At the Thursday sessions, Edelman may be the junior musician, but he's still the boss; the Bach stops there. "Let's take that one again from the top," he says, frowning. A few measures later: "I think we're off," Petzke says politely. "Yeah," Edelman says, sounding severe. " I'm off."
"There's a difference between playing for yourself and when someone listens," he says later. "If someone's listening, I think I hear myself more critically."
Edelman's is not a soloist's soul: "I like playing in trio rather than solo, much better. I enjoy having the opportunity to join with other people to make music--hearing the music they're making and you're adding to it.
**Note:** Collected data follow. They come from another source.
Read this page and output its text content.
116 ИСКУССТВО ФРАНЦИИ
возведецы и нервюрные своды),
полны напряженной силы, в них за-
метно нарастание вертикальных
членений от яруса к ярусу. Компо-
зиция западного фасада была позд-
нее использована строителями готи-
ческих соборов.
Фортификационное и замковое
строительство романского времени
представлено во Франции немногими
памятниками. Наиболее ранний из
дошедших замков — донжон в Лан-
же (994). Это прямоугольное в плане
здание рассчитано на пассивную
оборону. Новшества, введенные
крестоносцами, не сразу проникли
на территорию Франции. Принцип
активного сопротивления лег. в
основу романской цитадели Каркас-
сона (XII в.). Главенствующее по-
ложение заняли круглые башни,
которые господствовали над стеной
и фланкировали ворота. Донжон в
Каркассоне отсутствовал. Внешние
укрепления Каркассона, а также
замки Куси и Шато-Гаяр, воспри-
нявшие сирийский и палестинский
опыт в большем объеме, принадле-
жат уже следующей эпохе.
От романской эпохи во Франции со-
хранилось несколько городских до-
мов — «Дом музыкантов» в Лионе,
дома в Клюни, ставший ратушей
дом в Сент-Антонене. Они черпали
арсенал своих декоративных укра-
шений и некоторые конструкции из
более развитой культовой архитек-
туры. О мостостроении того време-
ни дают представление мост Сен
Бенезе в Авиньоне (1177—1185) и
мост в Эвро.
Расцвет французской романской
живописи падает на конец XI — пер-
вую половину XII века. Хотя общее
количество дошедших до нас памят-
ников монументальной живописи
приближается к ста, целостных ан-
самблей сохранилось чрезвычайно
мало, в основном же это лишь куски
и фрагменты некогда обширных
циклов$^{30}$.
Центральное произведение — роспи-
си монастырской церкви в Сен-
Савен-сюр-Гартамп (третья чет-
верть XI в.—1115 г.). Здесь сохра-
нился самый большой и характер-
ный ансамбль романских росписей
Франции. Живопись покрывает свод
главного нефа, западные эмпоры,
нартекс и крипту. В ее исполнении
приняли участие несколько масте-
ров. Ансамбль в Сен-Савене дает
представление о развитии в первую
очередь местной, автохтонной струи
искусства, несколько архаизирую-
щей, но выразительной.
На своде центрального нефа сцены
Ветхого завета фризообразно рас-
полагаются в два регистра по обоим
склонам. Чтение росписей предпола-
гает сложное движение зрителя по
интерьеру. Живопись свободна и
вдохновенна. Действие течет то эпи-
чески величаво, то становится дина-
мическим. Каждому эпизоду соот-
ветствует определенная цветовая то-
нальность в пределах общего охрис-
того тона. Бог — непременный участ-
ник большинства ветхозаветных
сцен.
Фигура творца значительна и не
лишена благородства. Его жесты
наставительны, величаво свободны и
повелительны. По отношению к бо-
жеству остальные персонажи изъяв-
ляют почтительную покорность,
Soloists, they stand out."
The soloist who stands out for Edelman is the virtuoso Yo-Yo Ma, whom he met backstage at the Hollywood Bowl one night. They shook hands and Ma stepped out of the dressing room, leaving Edelman to play his cello--a kid alone with Babe Ruth's bat. He played scales, carefully. He was too intimidated to play anything else, his wife says. "His eyes were so big--it was so cute. "
Edelman has played the Bowl himself--humbly, not as the supervisor whose district the Bowl is in, but as the tyro in the orchestra. It was July, 1981, with Erich Leinsdorf conducting the Toy Symphony, and Edelman was not so accomplished then. He played only the first note of every measure, "and sometimes I didn't do that. I thought people could tell I wasn't playing every note; I was frightened to death."
He survived it with an insight--"I think the great artists can rise above and go out there, and not get shook that there are a thousand people out there listening"--and a cherished souvenir: an autographed program from Leinsdorf, reading, "From one supervisor to another."